This week will see the biggest ever act of civil disobedience in the name of climate change, as thousands of people descend on a Washington DC power station. ‘Power Shift‘ will see 10,00o young people occupy the coal-burning plant that provides electricity to the congressional buildings.
While bold and technically illegal, this is no anarchist action. Seventy different groups have joined efforts to bring the crowds together, from environmental protestors to faith groups or public health campaigners. The protest will cross the boundary of the power station, and arrests may well follow, but organisers are intent on leading a peaceful protest. They have requested that participants wear ‘sunday best’ as a gesture of their good intentions.

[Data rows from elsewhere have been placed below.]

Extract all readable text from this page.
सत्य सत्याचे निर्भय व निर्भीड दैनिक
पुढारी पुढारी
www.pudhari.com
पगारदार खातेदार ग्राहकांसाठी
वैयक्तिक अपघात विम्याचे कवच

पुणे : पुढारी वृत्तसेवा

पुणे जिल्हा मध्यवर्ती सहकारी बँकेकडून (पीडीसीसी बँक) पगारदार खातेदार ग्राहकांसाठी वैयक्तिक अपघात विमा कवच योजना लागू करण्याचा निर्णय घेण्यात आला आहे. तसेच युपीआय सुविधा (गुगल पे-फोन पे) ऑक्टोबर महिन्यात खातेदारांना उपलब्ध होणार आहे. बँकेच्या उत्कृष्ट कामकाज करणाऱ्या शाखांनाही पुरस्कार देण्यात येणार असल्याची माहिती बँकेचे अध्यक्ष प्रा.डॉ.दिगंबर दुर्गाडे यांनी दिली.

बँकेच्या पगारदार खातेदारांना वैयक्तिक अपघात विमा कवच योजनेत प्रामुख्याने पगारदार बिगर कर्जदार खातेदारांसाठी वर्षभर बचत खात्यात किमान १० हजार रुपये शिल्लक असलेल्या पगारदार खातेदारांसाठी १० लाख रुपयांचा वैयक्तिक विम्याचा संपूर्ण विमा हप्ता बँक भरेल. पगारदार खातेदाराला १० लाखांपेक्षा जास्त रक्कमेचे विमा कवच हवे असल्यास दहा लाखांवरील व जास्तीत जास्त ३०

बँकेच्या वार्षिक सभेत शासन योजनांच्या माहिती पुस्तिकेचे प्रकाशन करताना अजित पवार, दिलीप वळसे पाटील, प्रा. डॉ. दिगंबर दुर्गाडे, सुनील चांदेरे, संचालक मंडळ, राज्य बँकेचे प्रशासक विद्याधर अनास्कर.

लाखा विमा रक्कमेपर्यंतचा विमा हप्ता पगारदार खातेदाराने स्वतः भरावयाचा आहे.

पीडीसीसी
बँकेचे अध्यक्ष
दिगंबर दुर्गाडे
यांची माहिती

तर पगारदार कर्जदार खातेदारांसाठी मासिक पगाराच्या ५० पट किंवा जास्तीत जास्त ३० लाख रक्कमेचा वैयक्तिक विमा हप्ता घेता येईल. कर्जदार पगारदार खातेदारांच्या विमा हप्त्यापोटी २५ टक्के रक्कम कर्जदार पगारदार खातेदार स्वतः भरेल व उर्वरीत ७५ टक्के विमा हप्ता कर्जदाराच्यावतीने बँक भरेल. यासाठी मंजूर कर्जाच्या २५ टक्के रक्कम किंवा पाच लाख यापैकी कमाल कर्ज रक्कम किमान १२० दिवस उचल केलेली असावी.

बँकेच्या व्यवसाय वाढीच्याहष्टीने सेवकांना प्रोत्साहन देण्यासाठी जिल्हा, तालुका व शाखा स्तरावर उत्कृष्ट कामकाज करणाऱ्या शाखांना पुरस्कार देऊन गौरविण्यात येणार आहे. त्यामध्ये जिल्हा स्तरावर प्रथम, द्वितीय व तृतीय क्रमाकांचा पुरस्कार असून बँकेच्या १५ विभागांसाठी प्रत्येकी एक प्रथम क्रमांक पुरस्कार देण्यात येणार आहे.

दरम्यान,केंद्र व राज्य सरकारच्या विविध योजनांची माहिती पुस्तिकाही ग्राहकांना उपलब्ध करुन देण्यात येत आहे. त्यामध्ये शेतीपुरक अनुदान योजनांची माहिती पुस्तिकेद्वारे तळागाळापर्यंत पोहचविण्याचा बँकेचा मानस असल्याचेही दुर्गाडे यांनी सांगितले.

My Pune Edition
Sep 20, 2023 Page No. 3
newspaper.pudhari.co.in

Among those participants are NASA’s James Hansen, and the American sages Wendell Berry and Bill McKibben, who wrote a much-reprinted open letter inviting people to participate:
“There are moments in a nation’s – and a planet’s – history when it may be necessary for some to break the law in order to bear witness to an evil, bring it to wider attention, and push for its correction. We think such a time has arrived.”
Part of this ‘evil’ is not coal per se, but the potential for injustice that lies behind it:
“As part of the international negotiations now underway on global warming,” write Berry and McKibben, “our nation will be asking China, India, and others to limit their use of coal in the future to help save the planet’s atmosphere. This is a hard thing to ask, because it’s their cheapest fuel. Part of our witness in March will be to say that we’re willing to make some sacrifices ourselves, even if it’s only a trip to the jail.”
It will be a testing time for Obama’s new administration and their policy on coal. The world will be watching carefully, it may turn out to be one of those key moments in the climate change movement.
But what do you think? Is there a time to break the law to expose an evil? And has that time come with climate change?